# How do you use Heron's formula to determine the area of a triangle with sides of that are 5, 6, and 3 units in length?

$A r e a = 2 \sqrt{14}$ square units

$A r e a = 7.48331$ square units

#### Explanation:

The Heron's formula to determine the area of a triangle is:

$A r e a = \sqrt{s \left(s - a\right) \left(s - b\right) \left(s - c\right)}$

where $s = \frac{1}{2} \left(a + b + c\right)$

$s$ is one-half of the perimeter of the triangle.

To compute for the area of the triangle using the Heron's Formula, the $s$ should be computed first.

Since the given sides are $a = 5$, $b = 6$, and $c = 3$.

$s = \frac{1}{2} \cdot \left(5 + 6 + 3\right) = 7$

$s = 7$

Compute the Area after computing s:

$A r e a = \sqrt{7 \left(7 - 5\right) \left(7 - 6\right) \left(7 - 3\right)}$

$A r e a = \sqrt{7 \left(2\right) \left(1\right) \left(4\right)}$

$A r e a = 2 \sqrt{14}$

$A r e a = 7.48331$ square units

Have a nice day!!! from the Philippines ....

Jun 15, 2018

There's always a better alternative than Heron's Formula.

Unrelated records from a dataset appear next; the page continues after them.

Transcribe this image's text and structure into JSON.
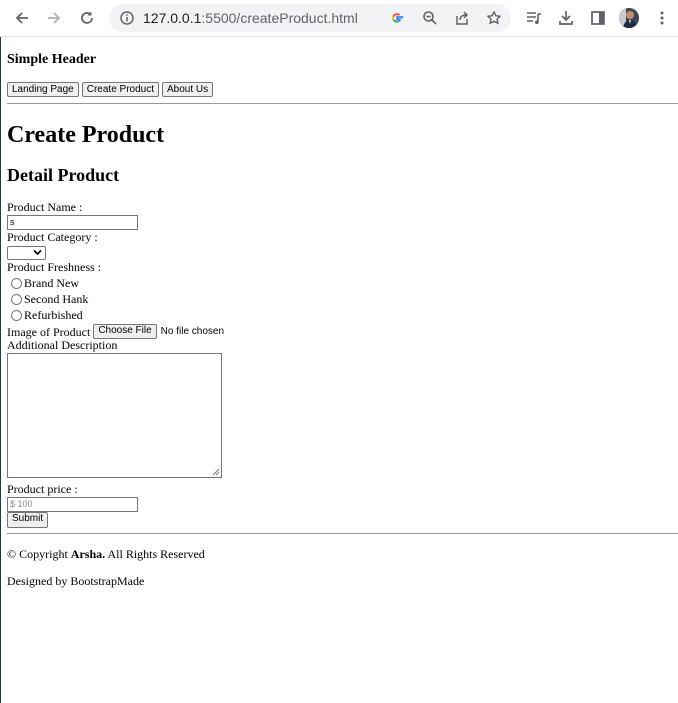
{
  "browser": {
    "url_host": "127.0.0.1",
    "url_rest": ":5500/createProduct.html",
    "icons": [
      "back-icon",
      "forward-icon",
      "reload-icon",
      "site-info-icon",
      "google-icon",
      "zoom-out-icon",
      "share-icon",
      "bookmark-star-icon",
      "media-queue-icon",
      "download-icon",
      "side-panel-icon",
      "profile-avatar",
      "more-menu-icon"
    ]
  },
  "header": {
    "title": "Simple Header",
    "nav": [
      "Landing Page",
      "Create Product",
      "About Us"
    ]
  },
  "main": {
    "title": "Create Product",
    "section_title": "Detail Product",
    "form": {
      "name_label": "Product Name :",
      "name_value": "s",
      "category_label": "Product Category :",
      "category_value": "",
      "freshness_label": "Product Freshness :",
      "freshness_options": [
        "Brand New",
        "Second Hank",
        "Refurbished"
      ],
      "image_label": "Image of Product",
      "file_button": "Choose File",
      "file_status": "No file chosen",
      "description_label": "Additional Description",
      "description_value": "",
      "price_label": "Product price :",
      "price_placeholder": "$ 100",
      "submit_label": "Submit"
    }
  },
  "footer": {
    "copyright_prefix": "© Copyright ",
    "copyright_brand": "Arsha.",
    "copyright_suffix": " All Rights Reserved",
    "credit": "Designed by BootstrapMade"
  },
  "colors": {
    "chrome_icon": "#5f6368",
    "omnibox_bg": "#f1f3f4",
    "control_border": "#767676",
    "control_bg": "#efefef"
  }
}
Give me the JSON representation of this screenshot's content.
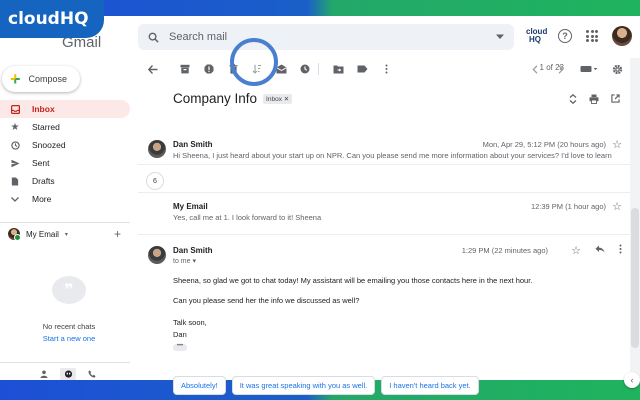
{
  "brand": {
    "name": "cloudHQ",
    "app_word": "Gmail"
  },
  "header": {
    "search_placeholder": "Search mail",
    "hq_badge": "cloud HQ",
    "help_glyph": "?"
  },
  "sidebar": {
    "compose_label": "Compose",
    "items": [
      {
        "label": "Inbox",
        "icon": "inbox-icon",
        "active": true
      },
      {
        "label": "Starred",
        "icon": "star-icon",
        "active": false
      },
      {
        "label": "Snoozed",
        "icon": "clock-icon",
        "active": false
      },
      {
        "label": "Sent",
        "icon": "send-icon",
        "active": false
      },
      {
        "label": "Drafts",
        "icon": "draft-icon",
        "active": false
      },
      {
        "label": "More",
        "icon": "chevron-down-icon",
        "active": false
      }
    ],
    "chat_user": "My Email",
    "chat_empty": "No recent chats",
    "chat_start": "Start a new one"
  },
  "toolbar": {
    "pager": "1 of 23"
  },
  "thread": {
    "subject": "Company Info",
    "label": "Inbox",
    "collapsed_count": "6",
    "messages": [
      {
        "sender": "Dan Smith",
        "time": "Mon, Apr 29, 5:12 PM (20 hours ago)",
        "snippet": "Hi Sheena, I just heard about your start up on NPR. Can you please send me more information about your services? I'd love to learn ..."
      },
      {
        "sender": "My Email",
        "time": "12:39 PM (1 hour ago)",
        "snippet": "Yes, call me at 1. I look forward to it! Sheena"
      }
    ],
    "open_message": {
      "sender": "Dan Smith",
      "to": "to me",
      "time": "1:29 PM (22 minutes ago)",
      "body": [
        "Sheena, so glad we got to chat today! My assistant will be emailing you those contacts here in the next hour.",
        "Can you please send her the info we discussed as well?",
        "Talk soon,",
        "Dan"
      ],
      "ellipsis": "•••"
    },
    "smart_replies": [
      "Absolutely!",
      "It was great speaking with you as well.",
      "I haven't heard back yet."
    ]
  },
  "colors": {
    "accent_blue": "#1a73e8",
    "inbox_red": "#c5221f",
    "highlight_ring": "#4a7fd0"
  }
}
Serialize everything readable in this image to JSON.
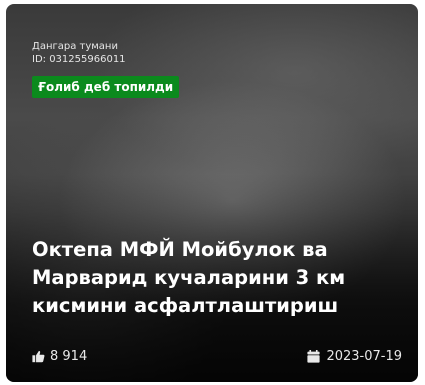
{
  "card": {
    "district": "Дангара тумани",
    "id_label": "ID: 031255966011",
    "status_badge": "Ғолиб деб топилди",
    "title": "Октепа МФЙ Мойбулок ва Марварид кучаларини 3 км кисмини асфалтлаштириш",
    "likes_count": "8 914",
    "date": "2023-07-19",
    "icons": {
      "likes": "thumbs-up-icon",
      "date": "calendar-icon"
    },
    "colors": {
      "badge_background": "#0b8a1d",
      "text": "#ffffff"
    }
  }
}
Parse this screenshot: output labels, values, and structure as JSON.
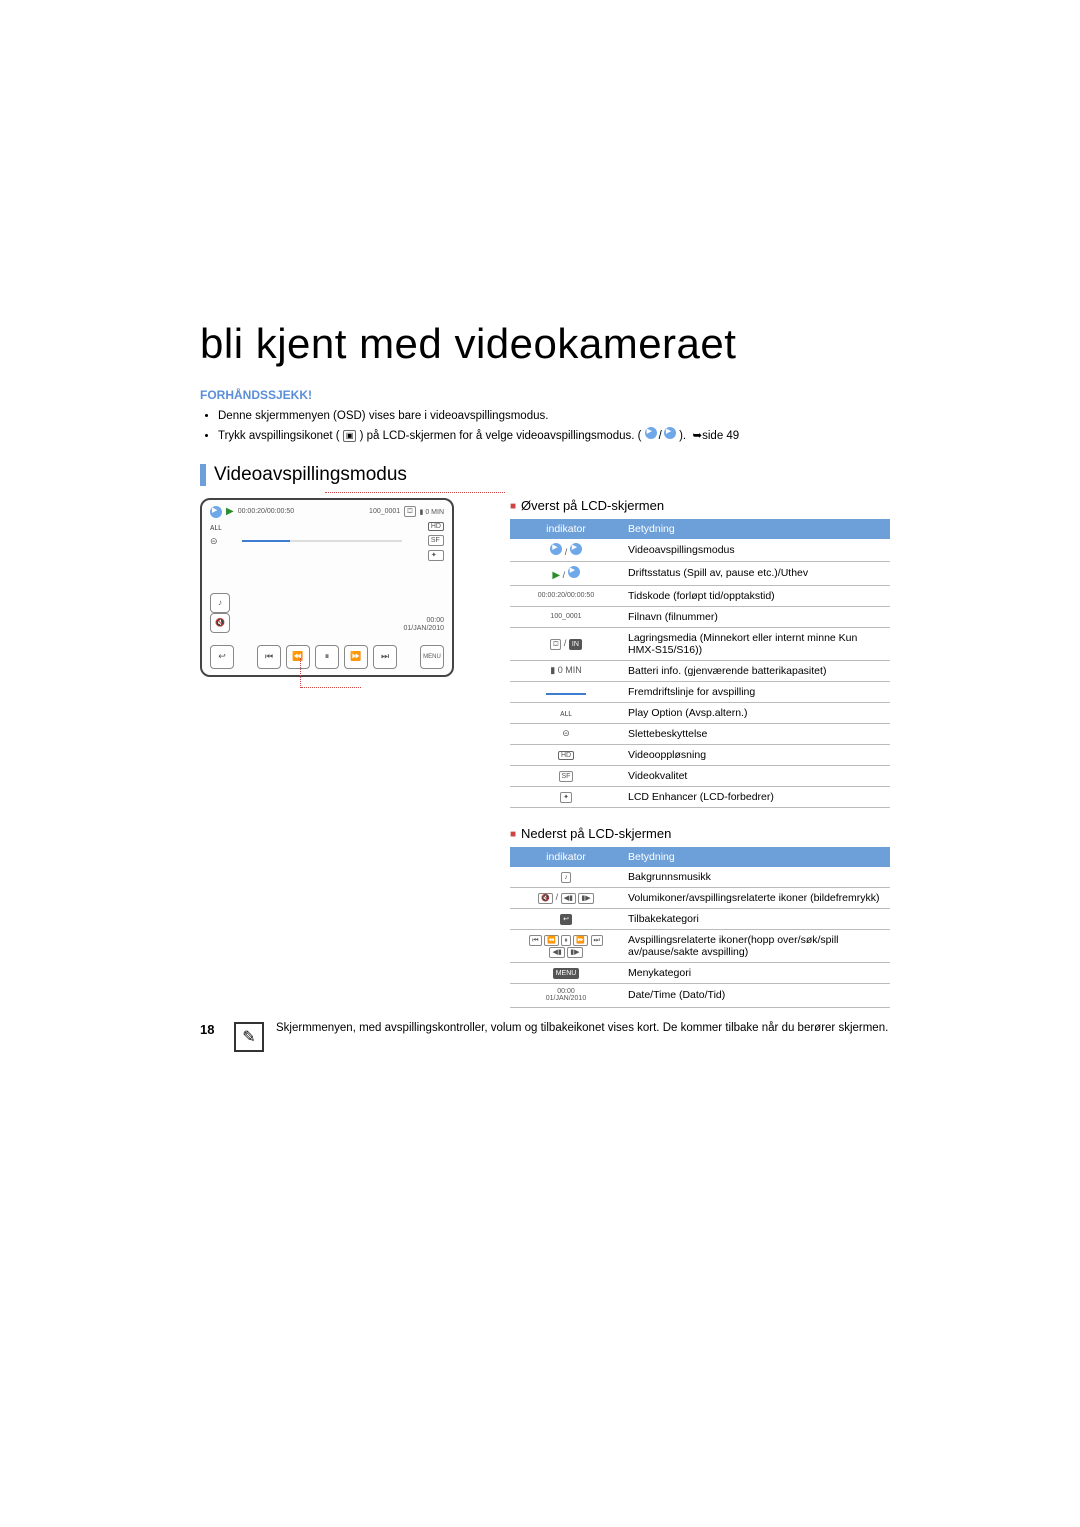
{
  "page_number": "18",
  "title": "bli kjent med videokameraet",
  "precheck_label": "FORHÅNDSSJEKK!",
  "bullets": [
    "Denne skjermmenyen (OSD) vises bare i videoavspillingsmodus.",
    "Trykk avspillingsikonet (  ) på LCD-skjermen for å velge videoavspillingsmodus. (  /  ).  ➥side 49"
  ],
  "section_heading": "Videoavspillingsmodus",
  "lcd": {
    "timecode": "00:00:20/00:00:50",
    "filename": "100_0001",
    "battery": "0 MIN",
    "time": "00:00",
    "date": "01/JAN/2010"
  },
  "top_table": {
    "caption": "Øverst på LCD-skjermen",
    "headers": [
      "indikator",
      "Betydning"
    ],
    "rows": [
      {
        "ind": "mode",
        "text": "Videoavspillingsmodus"
      },
      {
        "ind": "play",
        "text": "Driftsstatus (Spill av, pause etc.)/Uthev"
      },
      {
        "ind": "tc",
        "text": "Tidskode (forløpt tid/opptakstid)"
      },
      {
        "ind": "fn",
        "text": "Filnavn (filnummer)"
      },
      {
        "ind": "media",
        "text": "Lagringsmedia (Minnekort eller internt minne Kun HMX-S15/S16))"
      },
      {
        "ind": "batt",
        "text": "Batteri info. (gjenværende batterikapasitet)"
      },
      {
        "ind": "prog",
        "text": "Fremdriftslinje for avspilling"
      },
      {
        "ind": "playopt",
        "text": "Play Option (Avsp.altern.)"
      },
      {
        "ind": "lock",
        "text": "Slettebeskyttelse"
      },
      {
        "ind": "hd",
        "text": "Videooppløsning"
      },
      {
        "ind": "vq",
        "text": "Videokvalitet"
      },
      {
        "ind": "lcd",
        "text": "LCD Enhancer (LCD-forbedrer)"
      }
    ]
  },
  "bottom_table": {
    "caption": "Nederst på LCD-skjermen",
    "headers": [
      "indikator",
      "Betydning"
    ],
    "rows": [
      {
        "ind": "music",
        "text": "Bakgrunnsmusikk"
      },
      {
        "ind": "vol",
        "text": "Volumikoner/avspillingsrelaterte ikoner (bildefremrykk)"
      },
      {
        "ind": "back",
        "text": "Tilbakekategori"
      },
      {
        "ind": "ctrl",
        "text": "Avspillingsrelaterte ikoner(hopp over/søk/spill av/pause/sakte avspilling)"
      },
      {
        "ind": "menu",
        "text": "Menykategori"
      },
      {
        "ind": "dt",
        "text": "Date/Time (Dato/Tid)"
      }
    ]
  },
  "note_text": "Skjermmenyen, med avspillingskontroller, volum og tilbakeikonet vises kort. De kommer tilbake når du berører skjermen.",
  "icons": {
    "tc_small": "00:00:20/00:00:50",
    "fn_small": "100_0001",
    "batt_small": "0 MIN",
    "date_small": "00:00",
    "date_small2": "01/JAN/2010",
    "menu": "MENU"
  }
}
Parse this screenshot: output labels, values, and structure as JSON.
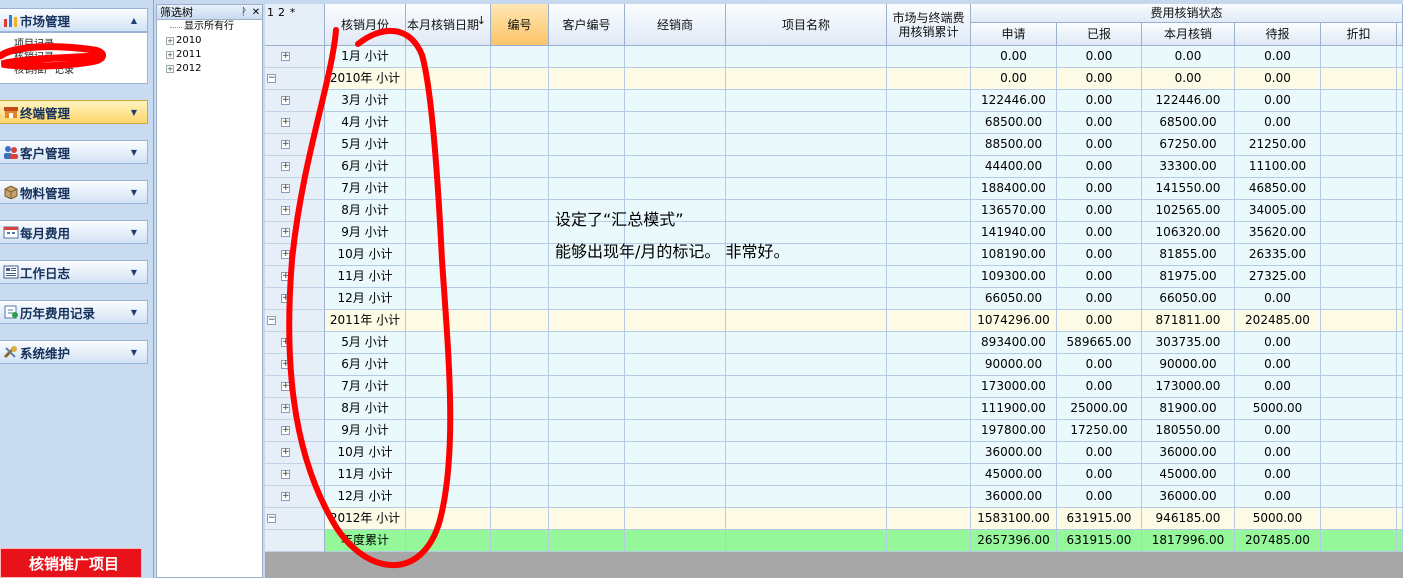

Area $S$ satisfies

$16 {S}^{2} = \left(a + b + c\right) \left(- a + b + c\right) \left(a - b + c\right) \left(a + b - c\right) = \left(5 + 6 + 3\right) \left(- 5 + 6 + 3\right) \left(5 - 6 + 3\right) \left(5 + 6 - 3\right) = 14 \left(4\right) \left(2\right) \left(8\right)$ or

$S = 2 \sqrt{14} .$